Tirmizî: Ebû Hüreyre hadisi hasen sahihtir. İlim adamları bu hadisle amel ederek Ramazan’da bilerek cinsel ilişkide bulunan kimsenin durumuna göre bu hadisi uygulamaya koymuşlardır.
Ramazan’da bilerek yiyip içen konusunda ise değişik görüşler ortaya koymuşlar bir kısmı o kimseye hem kaza hem de keffâret gerekir diyerek yeme içmenin cezasını cinsel ilişkinin cezasına benzetmişlerdir. Sûfyân es Sevrî, İbn’ül Mübarek ve İshâk bu görüştedirler.
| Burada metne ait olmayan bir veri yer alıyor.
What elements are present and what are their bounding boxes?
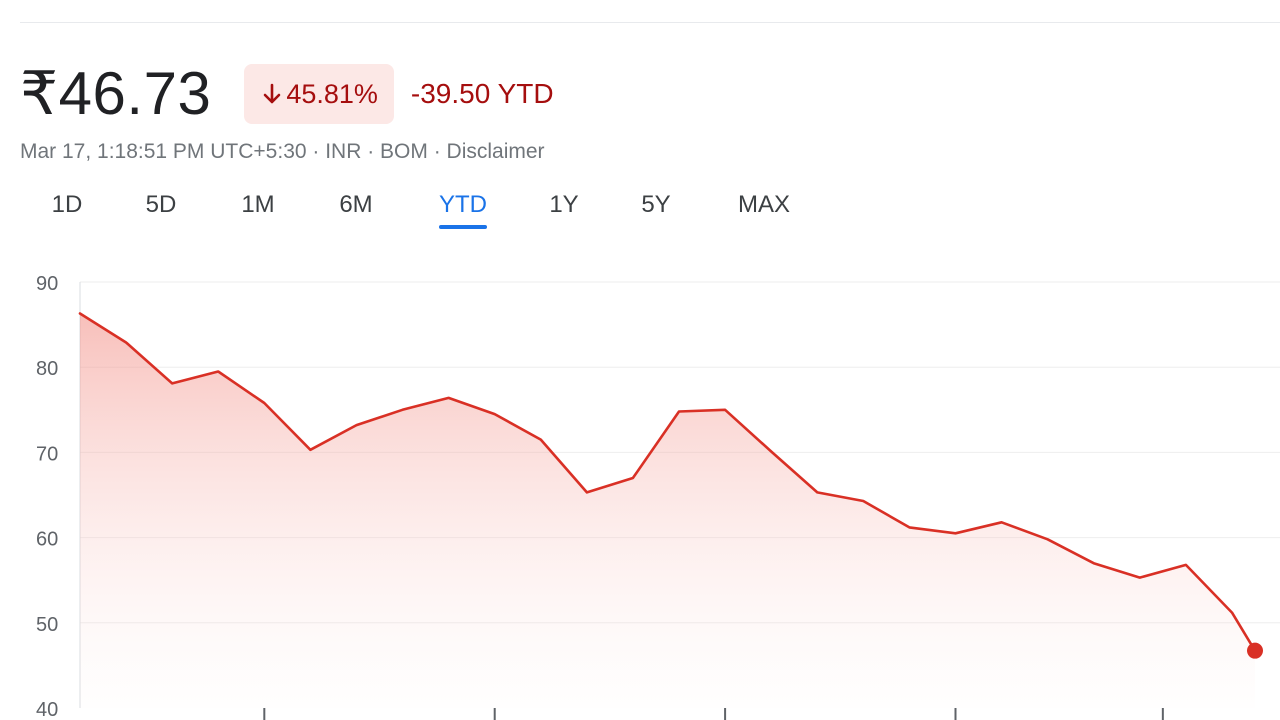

Bir kısım ilim adamları ise: O kimse hakkında kaza lazımdır keffâret gerekmez derler çünkü Peygamber (sallallahü aleyhi ve sellem) keffâreti cinsel ilişki için söylemiştir, yeme- içme hakkında böyle bir şey gelmemiştir. Dolayısıyla yeme-içme cinsel ilişkiye benzetilemez. Şâfii ve Ahmed bu görüştedirler.
Şâfii der ki: Rasûlüllah (sallallahü aleyhi ve sellem)’in orucunu bozan ve sadakayı alan o adama “Al çoluk çocuğuna yedir” sözü birkaç manaya gelebilir. Birinci olarak; Keffâret gücü yeten kimseye gereklidir. Bu adam ise keffârete gücü yetmeyen birisidir. İkinci olarak: Keffâret, yiyecek içecekten artarsa gereklidir. Bu kimse o hurmaları alınca burada bizden fakiri yoktur demekle çok fakir olduğunu ortaya koymuş ve ondan çoluk çocuğuyla yemesi emredilmiş.
Şâfii: “Bu durumda olan kimsenin eline geçen rızkı yemesi gerekir, keffâret ise üzerinde borç olarak kalır. Ne zaman maddi imkana kavuşursa o zaman keffaretini öder demektedir.”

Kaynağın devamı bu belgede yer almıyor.